James E. Hornstein, Greenberg, Glusker, Fields, Claman & Machtinger, Los Angeles, Cal., for plaintiff-appellee.

Stuart R. Mandel, Beverly Hills, Cal., for defendant-appellant.

On Appeal from the United States District Court for the Central District of California.

Before PREGERSON and HALL, Circuit Judges, and ORRICK, * District Judge.

ORRICK, District Judge:

The chief question presented in this case is whether a beneficiary of a pension plan governed by the Employee Retirement Income Security Act of 1974 ("ERISA"), 29 U.S.C. Secs. 1001 et seq., can recover extra-contractual damages, such as damages for emotional distress, caused by the arbitrary and capricious acts of the trustee of the plan. We hold that such extra-contractual damages cannot be recovered, and hence we reverse and remand.

I

Plaintiff-Appellee, Bernice Sokol, is the widow of Defendant-Appellant Jacob Bernstein's partner in medical practice. She is the sole beneficiary of her husband's pension plan, which Bernstein administered. Sometime in early 1982, Bernstein ordered the plan's trustee to distribute to Sokol the benefits in her account. The district court found that this disbursement violated an express written agreement dated December 6, 1979, to the effect that the funds would be distributed to Sokol only upon her request.

Realizing that the disbursement would create adverse tax consequences for her, Sokol requested on or about May 21, 1982, that Bernstein redeposit the funds. Bernstein refused to redeposit the funds unless Sokol agreed to waive her claims for breach of fiduciary duty against him, and agreed to pay administrative fees attributable to her portion of the plan.
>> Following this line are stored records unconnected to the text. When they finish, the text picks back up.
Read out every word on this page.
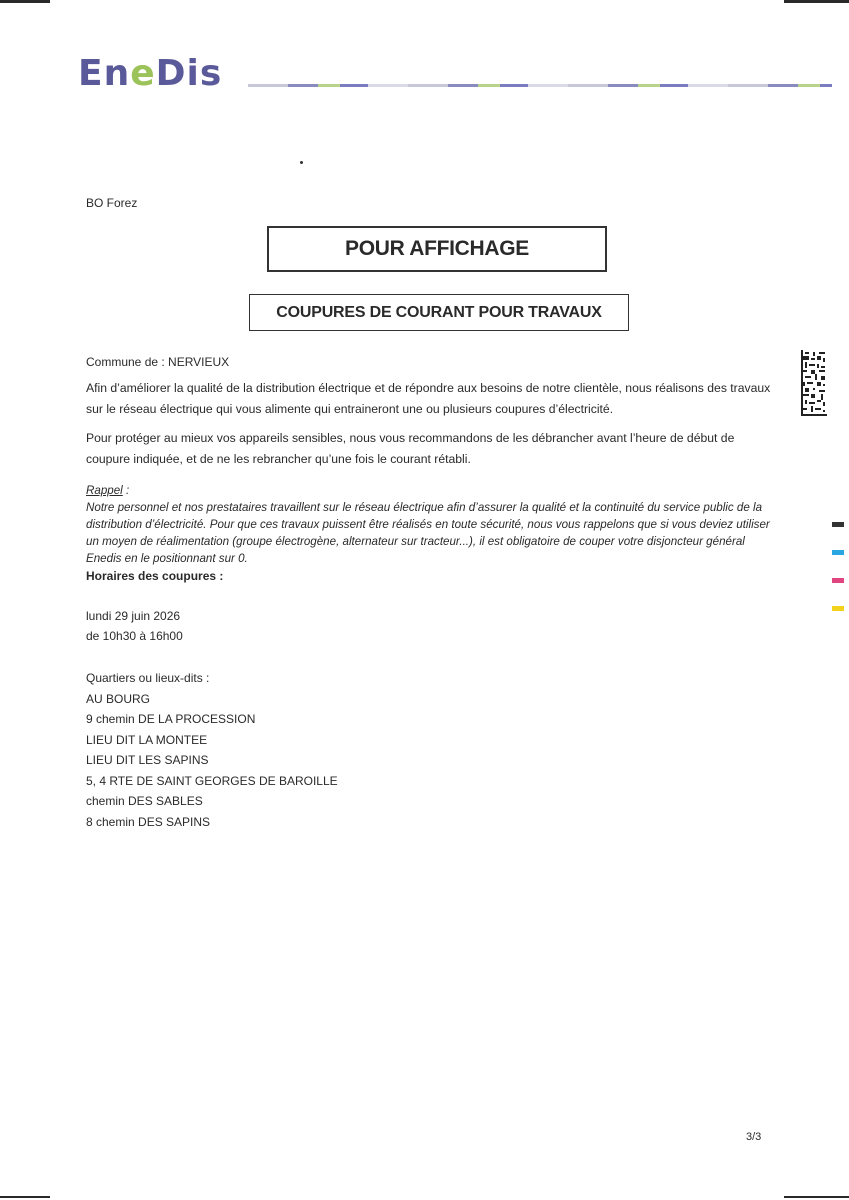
EneDis
BO Forez
POUR AFFICHAGE
COUPURES DE COURANT POUR TRAVAUX
Commune de : NERVIEUX
Afin d’améliorer la qualité de la distribution électrique et de répondre aux besoins de notre clientèle, nous réalisons des travaux sur le réseau électrique qui vous alimente qui entraineront une ou plusieurs coupures d’électricité.
Pour protéger au mieux vos appareils sensibles, nous vous recommandons de les débrancher avant l’heure de début de coupure indiquée, et de ne les rebrancher qu’une fois le courant rétabli.
Rappel :
Notre personnel et nos prestataires travaillent sur le réseau électrique afin d’assurer la qualité et la continuité du service public de la distribution d’électricité. Pour que ces travaux puissent être réalisés en toute sécurité, nous vous rappelons que si vous deviez utiliser un moyen de réalimentation (groupe électrogène, alternateur sur tracteur...), il est obligatoire de couper votre disjoncteur général Enedis en le positionnant sur 0.
Horaires des coupures :
lundi 29 juin 2026
de 10h30 à 16h00
Quartiers ou lieux-dits :
AU BOURG
9 chemin DE LA PROCESSION
LIEU DIT LA MONTEE
LIEU DIT LES SAPINS
5, 4 RTE DE SAINT GEORGES DE BAROILLE
chemin DES SABLES
8 chemin DES SAPINS
3/3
On July 25, 1982, Bernstein redeposited the funds.

Sokol then brought this action in the United States District Court for the Central District of California under ERISA, and after a two-day bench trial, the district court awarded Sokol $1,996.29 for loss of interest stemming from the wrongful failure to redeposit funds, $4,000 in medical expenses and damages for emotional distress, and $5,150 in attorney's fees.

II

Preliminarily, we must determine whether the district court erred when it held that Bernstein breached his fiduciary duty toward Sokol. We have held that a trustee's actions may be reversed when they are arbitrary, capricious, or made in bad faith, not supported by substantial evidence, or erroneous on a question of law. Elser v. I.A.M. National Pension Fund, 684 F.2d 648, 654 (9th Cir.1982), cert. denied, 464 U.S. 813, 104 S.Ct. 67, 78 L.Ed.2d 82 (1983); Fentron Industries, Inc. v. National Shopmen Pension Fund, 674 F.2d 1300, 1307 (9th Cir.1982). Here, the trustee's violation of an express contract requiring beneficiary approval of disbursements, along with his failure to redeposit the funds promptly upon the plaintiff/beneficiary's request, constitute sufficient evidence for the district court to make a finding of fact and thus conclude that Bernstein acted in an arbitrary and capricious manner, and on this point we affirm the district court.

III
A.

We turn now to the core question of whether a beneficiary to a pension plan can recover damages for emotional distress under ERISA. In Russell v. Massachusetts Mutual Life Insurance Co., 722 F.2d 482, 490 (9th Cir.1983), we held that a beneficiary of a pension plan could recover damages for mental or emotional distress under Sec. 409 of ERISA, 29 U.S.C. Sec. 1109. The Supreme Court reversed, stating that "we do not find in Sec. 409 express authority for an award of extra-contractual damages to a beneficiary." Massachusetts Mutual Life Insurance Co. v. Russell, 473 U.S. 134, 105 S.Ct. 3085, 3092, 87 L.Ed.2d 96 (1985) (hereinafter cited as "Russell "). It is important to note that, mechanically applied to the present case, Russell is not dispositive; the district court herein relied on Sec. 502(a)(3) of ERISA, 29 U.S.C. Sec. 1132(a)(3), rather than on Sec. 409. 1 However, a textual exegesis of the Russell opinion, combined with careful examination of the statute's structure and legislative history, compels the conclusion that damages for emotional distress are unavailable under Sec. 502(a)(3) as well as under Sec. 409.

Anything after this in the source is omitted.